Black: One thing I loved, loved, loved about UChicago were some of the nooks and crannies I would find myself in. There was this little garden right outside of the music department, and the vibration of the bees when I would sit there eating my lunch was just wonderful. There are also little areas in libraries or the performance hall that felt comforting and warm—these little sacred spaces. I’m getting a visual of dark wood that feels so UChicago to me.

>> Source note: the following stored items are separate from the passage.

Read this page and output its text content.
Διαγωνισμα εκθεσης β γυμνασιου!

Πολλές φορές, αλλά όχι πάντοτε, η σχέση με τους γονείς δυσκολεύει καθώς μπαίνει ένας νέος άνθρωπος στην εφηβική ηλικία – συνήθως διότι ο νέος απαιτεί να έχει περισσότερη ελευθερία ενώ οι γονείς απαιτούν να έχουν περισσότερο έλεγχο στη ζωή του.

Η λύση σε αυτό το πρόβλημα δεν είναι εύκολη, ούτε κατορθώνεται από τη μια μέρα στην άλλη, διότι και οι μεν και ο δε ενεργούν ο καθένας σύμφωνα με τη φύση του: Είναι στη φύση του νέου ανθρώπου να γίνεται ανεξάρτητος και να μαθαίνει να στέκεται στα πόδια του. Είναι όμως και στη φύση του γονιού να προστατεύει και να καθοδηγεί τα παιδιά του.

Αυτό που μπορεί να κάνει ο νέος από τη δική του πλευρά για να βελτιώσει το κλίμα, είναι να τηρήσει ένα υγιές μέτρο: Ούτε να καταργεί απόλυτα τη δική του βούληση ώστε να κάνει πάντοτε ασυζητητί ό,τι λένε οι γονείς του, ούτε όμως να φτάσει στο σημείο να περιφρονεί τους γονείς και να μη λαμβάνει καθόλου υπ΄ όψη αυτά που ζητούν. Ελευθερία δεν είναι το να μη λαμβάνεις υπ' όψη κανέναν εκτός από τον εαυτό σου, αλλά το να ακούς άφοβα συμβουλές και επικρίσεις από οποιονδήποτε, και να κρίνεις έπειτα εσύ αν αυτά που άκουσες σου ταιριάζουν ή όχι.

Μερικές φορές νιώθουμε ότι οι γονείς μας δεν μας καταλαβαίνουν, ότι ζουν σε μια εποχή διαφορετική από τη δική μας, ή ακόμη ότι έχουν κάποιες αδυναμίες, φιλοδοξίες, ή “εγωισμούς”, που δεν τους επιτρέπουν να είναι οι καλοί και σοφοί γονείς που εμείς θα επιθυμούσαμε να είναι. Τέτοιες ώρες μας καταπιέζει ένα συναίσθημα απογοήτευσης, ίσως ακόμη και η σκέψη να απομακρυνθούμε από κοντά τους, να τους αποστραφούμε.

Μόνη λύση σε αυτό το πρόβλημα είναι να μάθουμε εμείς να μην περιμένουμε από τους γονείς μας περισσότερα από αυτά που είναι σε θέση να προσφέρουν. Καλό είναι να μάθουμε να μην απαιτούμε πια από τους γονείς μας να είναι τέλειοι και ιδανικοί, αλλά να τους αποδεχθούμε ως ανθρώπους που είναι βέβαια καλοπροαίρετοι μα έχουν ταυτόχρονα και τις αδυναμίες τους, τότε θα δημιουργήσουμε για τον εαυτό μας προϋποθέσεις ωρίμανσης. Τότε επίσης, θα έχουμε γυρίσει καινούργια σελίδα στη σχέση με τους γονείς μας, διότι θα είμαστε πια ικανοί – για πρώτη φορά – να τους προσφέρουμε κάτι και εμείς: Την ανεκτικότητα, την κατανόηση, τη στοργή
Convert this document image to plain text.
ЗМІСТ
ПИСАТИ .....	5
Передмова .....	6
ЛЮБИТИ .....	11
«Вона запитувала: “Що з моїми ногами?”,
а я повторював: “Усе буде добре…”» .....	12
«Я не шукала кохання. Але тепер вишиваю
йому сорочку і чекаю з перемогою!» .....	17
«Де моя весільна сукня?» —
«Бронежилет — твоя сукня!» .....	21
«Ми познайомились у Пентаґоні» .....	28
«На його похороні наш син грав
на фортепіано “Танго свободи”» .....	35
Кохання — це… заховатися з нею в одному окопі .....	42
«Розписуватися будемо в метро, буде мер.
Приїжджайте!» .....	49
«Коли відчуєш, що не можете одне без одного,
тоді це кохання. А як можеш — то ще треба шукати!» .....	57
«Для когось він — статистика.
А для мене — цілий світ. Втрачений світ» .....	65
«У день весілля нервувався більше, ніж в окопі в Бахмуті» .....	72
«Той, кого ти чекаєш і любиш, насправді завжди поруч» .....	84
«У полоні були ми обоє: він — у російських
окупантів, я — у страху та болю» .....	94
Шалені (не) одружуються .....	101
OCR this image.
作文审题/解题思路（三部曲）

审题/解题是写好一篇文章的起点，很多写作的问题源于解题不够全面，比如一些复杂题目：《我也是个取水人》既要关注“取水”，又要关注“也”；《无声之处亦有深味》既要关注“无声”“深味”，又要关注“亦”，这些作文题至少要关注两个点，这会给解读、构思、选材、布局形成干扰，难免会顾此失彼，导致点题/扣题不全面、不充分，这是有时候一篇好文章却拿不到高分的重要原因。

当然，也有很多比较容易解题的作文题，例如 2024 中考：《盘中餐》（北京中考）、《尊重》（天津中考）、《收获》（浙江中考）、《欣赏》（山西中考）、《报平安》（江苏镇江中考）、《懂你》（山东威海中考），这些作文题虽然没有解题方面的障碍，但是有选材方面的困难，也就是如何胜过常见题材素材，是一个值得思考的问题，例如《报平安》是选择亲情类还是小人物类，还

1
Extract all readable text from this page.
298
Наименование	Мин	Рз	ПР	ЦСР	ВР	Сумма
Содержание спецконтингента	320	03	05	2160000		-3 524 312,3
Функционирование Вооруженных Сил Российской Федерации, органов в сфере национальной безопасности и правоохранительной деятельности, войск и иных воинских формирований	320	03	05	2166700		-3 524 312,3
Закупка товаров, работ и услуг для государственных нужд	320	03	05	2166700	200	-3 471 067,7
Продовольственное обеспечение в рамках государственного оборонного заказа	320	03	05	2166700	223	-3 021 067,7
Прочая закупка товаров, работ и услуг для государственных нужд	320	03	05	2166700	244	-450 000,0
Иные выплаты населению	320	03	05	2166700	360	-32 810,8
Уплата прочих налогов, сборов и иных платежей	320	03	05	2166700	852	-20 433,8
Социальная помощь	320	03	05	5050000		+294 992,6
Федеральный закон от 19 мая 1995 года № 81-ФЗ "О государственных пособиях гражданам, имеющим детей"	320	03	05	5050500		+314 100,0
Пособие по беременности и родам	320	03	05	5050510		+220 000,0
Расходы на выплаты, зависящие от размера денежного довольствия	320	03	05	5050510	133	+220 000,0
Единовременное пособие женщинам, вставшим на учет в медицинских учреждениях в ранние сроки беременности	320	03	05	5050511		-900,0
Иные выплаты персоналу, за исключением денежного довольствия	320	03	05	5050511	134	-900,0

Smith-Gary: What I really enjoyed, quite funnily, was the sense of seriousness the architecture lent to the spaces where we students would meet. I spent a lot of time as a Germanic studies student in Wieboldt 206. There were those Gothic windows and the Virginia creeper half smothering them, and then the café right down the hall. I think I loved the sense that people were completely committed to what they were doing. I also had some wonderful mentors. Eric Santner [the Philip and Ida Romberg Distinguished Service Professor in Modern Germanic Studies] and David Wellbery [the LeRoy T. and Margaret Deffenbaugh Carlson University Professor of Germanic Studies] were leading lights in the German world. They were extremely gracious in not standing in the way of my career transition. It can be quite daunting to detach from a culture that assumes that to succeed is to succeed in academia and that to do something else is a real departure; I would say to anyone considering a similar leap that you can take your best traits with you anywhere.